Anand grew up in India reading Hacker News with his father and was building large language models of his own by the middle of high school. Before he graduated, he, his co-founder (now 18), and two other friends from summer camp posted an article paper In bioRxiv, we describe the LLM that they built to predict one aspect of protein behavior. Scientists were abuzz about X. The paper was quote In a respectable magazine. They decided to try a startup, brainstormed, and settled on protein-based insecticides. Then, the fairy tale continues, as some wooden being (sorry, venture capitalist) reaches out to LinkedIn and offers him $750,000 to drop out of high school and college and work at the company full-time. They accepted and started. The teens knew almost nothing about agribusiness. That was last December.

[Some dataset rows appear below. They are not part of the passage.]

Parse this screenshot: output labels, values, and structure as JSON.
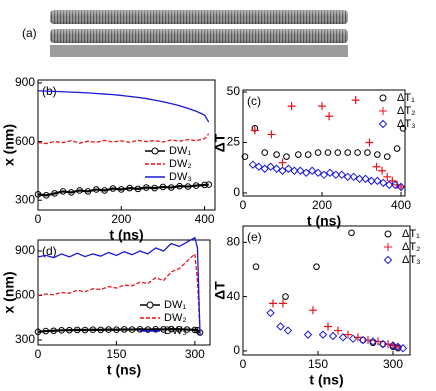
{
  "panel_a_label": "(a)",
  "chart_data": [
    {
      "type": "line",
      "label": "(b)",
      "x_label": "t (ns)",
      "y_label": "x (nm)",
      "xlim": [
        0,
        425
      ],
      "ylim": [
        250,
        915
      ],
      "xticks": [
        0,
        200,
        400
      ],
      "yticks": [
        300,
        600,
        900
      ],
      "legend": "center right",
      "x": [
        0,
        20,
        40,
        60,
        80,
        100,
        120,
        140,
        160,
        180,
        200,
        220,
        240,
        260,
        280,
        300,
        320,
        340,
        360,
        380,
        400,
        410
      ],
      "series": [
        {
          "name": "DW₁",
          "color": "#000000",
          "style": "solid",
          "marker": "circle",
          "values": [
            330,
            325,
            335,
            345,
            340,
            350,
            345,
            355,
            350,
            360,
            355,
            362,
            358,
            365,
            362,
            368,
            365,
            372,
            370,
            375,
            378,
            380
          ]
        },
        {
          "name": "DW₂",
          "color": "#e8141a",
          "style": "dashed",
          "values": [
            595,
            590,
            600,
            595,
            605,
            592,
            602,
            596,
            606,
            598,
            604,
            596,
            606,
            600,
            605,
            598,
            608,
            602,
            610,
            605,
            615,
            640
          ]
        },
        {
          "name": "DW₃",
          "color": "#1a1ad8",
          "style": "solid",
          "values": [
            860,
            858,
            857,
            855,
            853,
            851,
            849,
            846,
            843,
            840,
            836,
            831,
            826,
            820,
            812,
            804,
            794,
            783,
            770,
            755,
            735,
            700
          ]
        }
      ]
    },
    {
      "type": "scatter",
      "label": "(c)",
      "x_label": "t (ns)",
      "y_label": "ΔT",
      "xlim": [
        0,
        410
      ],
      "ylim": [
        -1.5,
        51
      ],
      "xticks": [
        0,
        200,
        400
      ],
      "yticks": [
        0,
        25,
        50
      ],
      "legend": "upper right",
      "series": [
        {
          "name": "ΔT₁",
          "color": "#000000",
          "marker": "circle",
          "x": [
            5,
            30,
            55,
            85,
            110,
            140,
            165,
            190,
            215,
            240,
            265,
            290,
            315,
            340,
            365,
            390,
            405
          ],
          "values": [
            18,
            32,
            20,
            19,
            18,
            19,
            19,
            20,
            20,
            20,
            20,
            20,
            20,
            19,
            18,
            22,
            32
          ]
        },
        {
          "name": "ΔT₂",
          "color": "#e8141a",
          "marker": "plus",
          "x": [
            30,
            72,
            100,
            123,
            200,
            218,
            285,
            320,
            338,
            352,
            365,
            378,
            390,
            400
          ],
          "values": [
            31,
            29,
            15,
            43,
            43,
            38,
            46,
            25,
            13,
            11,
            8,
            6,
            4,
            3
          ]
        },
        {
          "name": "ΔT₃",
          "color": "#1a1ad8",
          "marker": "diamond",
          "x": [
            25,
            40,
            55,
            70,
            85,
            100,
            115,
            130,
            145,
            160,
            175,
            190,
            205,
            220,
            235,
            250,
            265,
            280,
            295,
            310,
            325,
            340,
            355,
            370,
            385,
            400
          ],
          "values": [
            14,
            13,
            12,
            13,
            12,
            11,
            12,
            11,
            11,
            10,
            11,
            10,
            9,
            10,
            9,
            9,
            8,
            8,
            7,
            7,
            6,
            6,
            5,
            4,
            4,
            3
          ]
        }
      ]
    },
    {
      "type": "line",
      "label": "(d)",
      "x_label": "t (ns)",
      "y_label": "x (nm)",
      "xlim": [
        0,
        329
      ],
      "ylim": [
        266,
        974
      ],
      "xticks": [
        0,
        150,
        300
      ],
      "yticks": [
        300,
        600,
        900
      ],
      "legend": "lower right",
      "x": [
        0,
        15,
        30,
        45,
        60,
        75,
        90,
        105,
        120,
        135,
        150,
        165,
        180,
        195,
        210,
        225,
        240,
        255,
        270,
        285,
        300,
        305,
        310
      ],
      "series": [
        {
          "name": "DW₁",
          "color": "#000000",
          "style": "solid",
          "marker": "circle",
          "values": [
            355,
            360,
            362,
            365,
            366,
            368,
            367,
            369,
            368,
            370,
            369,
            371,
            370,
            372,
            370,
            372,
            371,
            373,
            372,
            370,
            368,
            365,
            350
          ]
        },
        {
          "name": "DW₂",
          "color": "#e8141a",
          "style": "dashed",
          "values": [
            600,
            610,
            605,
            620,
            615,
            635,
            625,
            645,
            640,
            660,
            650,
            670,
            665,
            690,
            680,
            720,
            700,
            760,
            780,
            830,
            880,
            700,
            340
          ]
        },
        {
          "name": "DW₃",
          "color": "#1a1ad8",
          "style": "solid",
          "values": [
            860,
            870,
            855,
            880,
            860,
            885,
            862,
            880,
            865,
            890,
            870,
            895,
            875,
            900,
            880,
            920,
            900,
            950,
            930,
            960,
            990,
            920,
            330
          ]
        }
      ]
    },
    {
      "type": "scatter",
      "label": "(e)",
      "x_label": "t (ns)",
      "y_label": "ΔT",
      "xlim": [
        0,
        334
      ],
      "ylim": [
        -3,
        92
      ],
      "xticks": [
        0,
        150,
        300
      ],
      "yticks": [
        0,
        40,
        80
      ],
      "legend": "upper right",
      "series": [
        {
          "name": "ΔT₁",
          "color": "#000000",
          "marker": "circle",
          "x": [
            26,
            85,
            147,
            217,
            240,
            260,
            280,
            300,
            310
          ],
          "values": [
            62,
            40,
            62,
            87,
            8,
            6,
            5,
            3,
            2
          ]
        },
        {
          "name": "ΔT₂",
          "color": "#e8141a",
          "marker": "plus",
          "x": [
            60,
            80,
            140,
            170,
            190,
            210,
            230,
            250,
            270,
            290,
            300,
            310
          ],
          "values": [
            35,
            35,
            30,
            18,
            15,
            12,
            10,
            8,
            7,
            5,
            4,
            3
          ]
        },
        {
          "name": "ΔT₃",
          "color": "#1a1ad8",
          "marker": "diamond",
          "x": [
            55,
            75,
            90,
            130,
            160,
            180,
            200,
            220,
            240,
            260,
            280,
            300,
            310,
            320
          ],
          "values": [
            28,
            18,
            15,
            12,
            12,
            11,
            10,
            9,
            8,
            7,
            5,
            4,
            3,
            2
          ]
        }
      ]
    }
  ]
}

Five months later, Anand and his co-founder opened their first biological testing lab in the San Francisco Bay Area, then moved to another lab, where they personally squeezed droplets of promising molecules into small vials. (The protein-based compound could target locusts or aphids more precisely, the theory goes, and not as well kill humans, earthworms and bees.) I asked him how he acquired the skills needed to work in a wet lab. “I hired a friend,” he said cheerfully. The friend coached him over the summer before returning to college in the fall. “Now I can do some biochemical tests,” says Anand. “Not like a full suite of tests, but validation of our basic models in the wet lab.”
Huh, I thought. That a few teenagers in the space of a few months have built their own MBA, learned the biochemistry of pest control, used their models to identify potential molecules, and are now hauling them away in their own lab doesn’t seem like such a bad thing. In fact, once I counted everything they did, it seemed downright ridiculous to me. I expected to hear that AI tools were accelerating parts of company building, but I only had a vague sense of the scale of their impact. So, my next interview is with the founders of a 14-month-old startup Vertigo techniquesyou get right to it: break down what has changed and to what extent.